Due to the potential for losses, the Financial Conduct Authority (FCA) considers this investment to be high risk

What are the key risks?

1 – You could lose all the money you invest

• If the business you invest in fails, you are likely to lose 100% of the money you invest. Most start-up businesses fail.

2 – You are unlikely to be protected if something goes wrong

• Protection from the Financial Services Compensation Scheme (FSCS), in relation to claims against failed regulated firms, does not cover poor investment performance. Try the FSCS investment protection checker here. (https://www.fscs.org.uk/check/investment-protection-checker)

• Protection from the Financial Ombudsman Service (FOS) does not cover poor investment performance. If you have a complaint against an FCA-regulated firm, FOS may be able to consider it. Learn more about FOS protection here. (https://www.financial-ombudsman.org.uk/consumers)

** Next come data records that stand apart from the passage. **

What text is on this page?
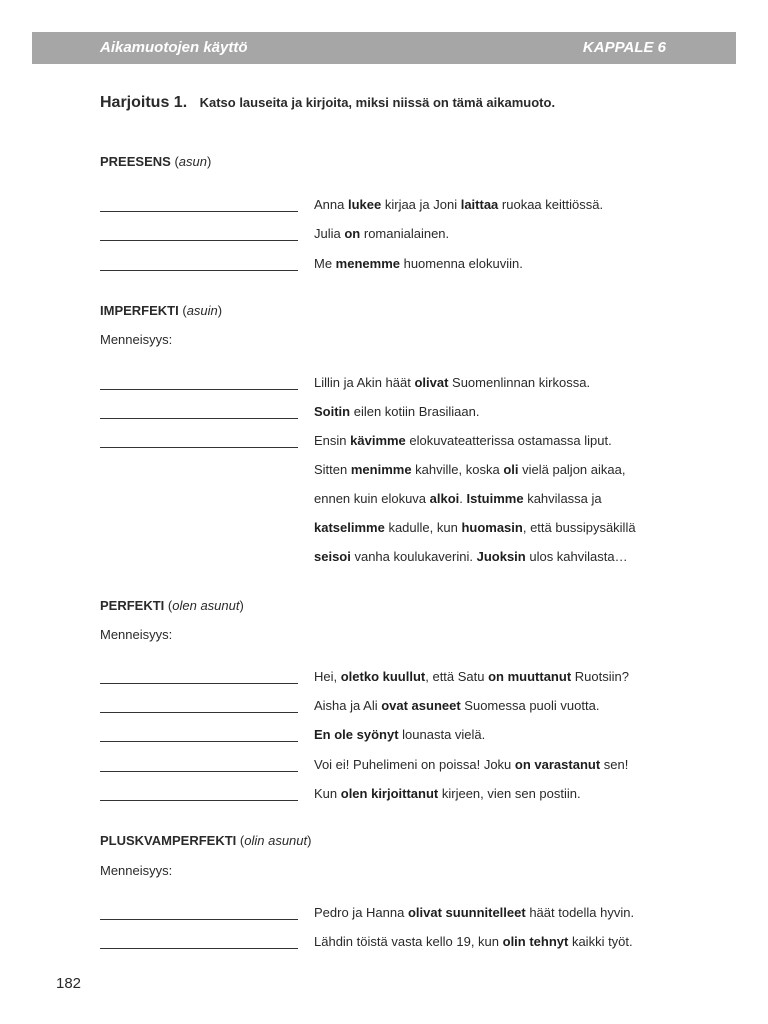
Aikamuotojen käyttö	KAPPALE 6
Harjoitus 1. Katso lauseita ja kirjoita, miksi niissä on tämä aikamuoto.
PREESENS (asun)
Anna lukee kirjaa ja Joni laittaa ruokaa keittiössä.
Julia on romanialainen.
Me menemme huomenna elokuviin.
IMPERFEKTI (asuin)
Menneisyys:
Lillin ja Akin häät olivat Suomenlinnan kirkossa.
Soitin eilen kotiin Brasiliaan.
Ensin kävimme elokuvateatterissa ostamassa liput.
Sitten menimme kahville, koska oli vielä paljon aikaa,
ennen kuin elokuva alkoi. Istuimme kahvilassa ja
katselimme kadulle, kun huomasin, että bussipysäkillä
seisoi vanha koulukaverini. Juoksin ulos kahvilasta…
PERFEKTI (olen asunut)
Menneisyys:
Hei, oletko kuullut, että Satu on muuttanut Ruotsiin?
Aisha ja Ali ovat asuneet Suomessa puoli vuotta.
En ole syönyt lounasta vielä.
Voi ei! Puhelimeni on poissa! Joku on varastanut sen!
Kun olen kirjoittanut kirjeen, vien sen postiin.
PLUSKVAMPERFEKTI (olin asunut)
Menneisyys:
Pedro ja Hanna olivat suunnitelleet häät todella hyvin.
Lähdin töistä vasta kello 19, kun olin tehnyt kaikki työt.
182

3 – You won’t get your money back quickly

• Even if the business you invest in is successful, it may take several years to get your money back. You are unlikely to be able to sell your investment early.

• The most likely way to get your money back is if the business is bought by another business or lists its shares on an exchange such as the London Stock Exchange. These events are not common.

• If you are investing in a start-up business, you should not expect to get your money back through dividends. Start-up businesses rarely pay these.

4 – Don’t put all your eggs in one basket

• Putting all your money into a single business or type of investment for example, is risky. Spreading your money across different investments makes you less dependent on any one to do well.

• A good rule of thumb is not to invest more than 10% of your money in high-risk investments (https://www.fca.org.uk/investsmart/5-questions-ask-you-invest)

5 – The value of your investment can be reduced

• The percentage of the business that you own will decrease if the business issues more shares. This could mean that the value of your investment reduces, depending on how much the business grows. Most start-up businesses issue multiple rounds of shares.

• These new shares could have addition rights that your shares don’t have, such as the right to receive a fixed dividend, which could further reduce your chances of getting a return on your investment.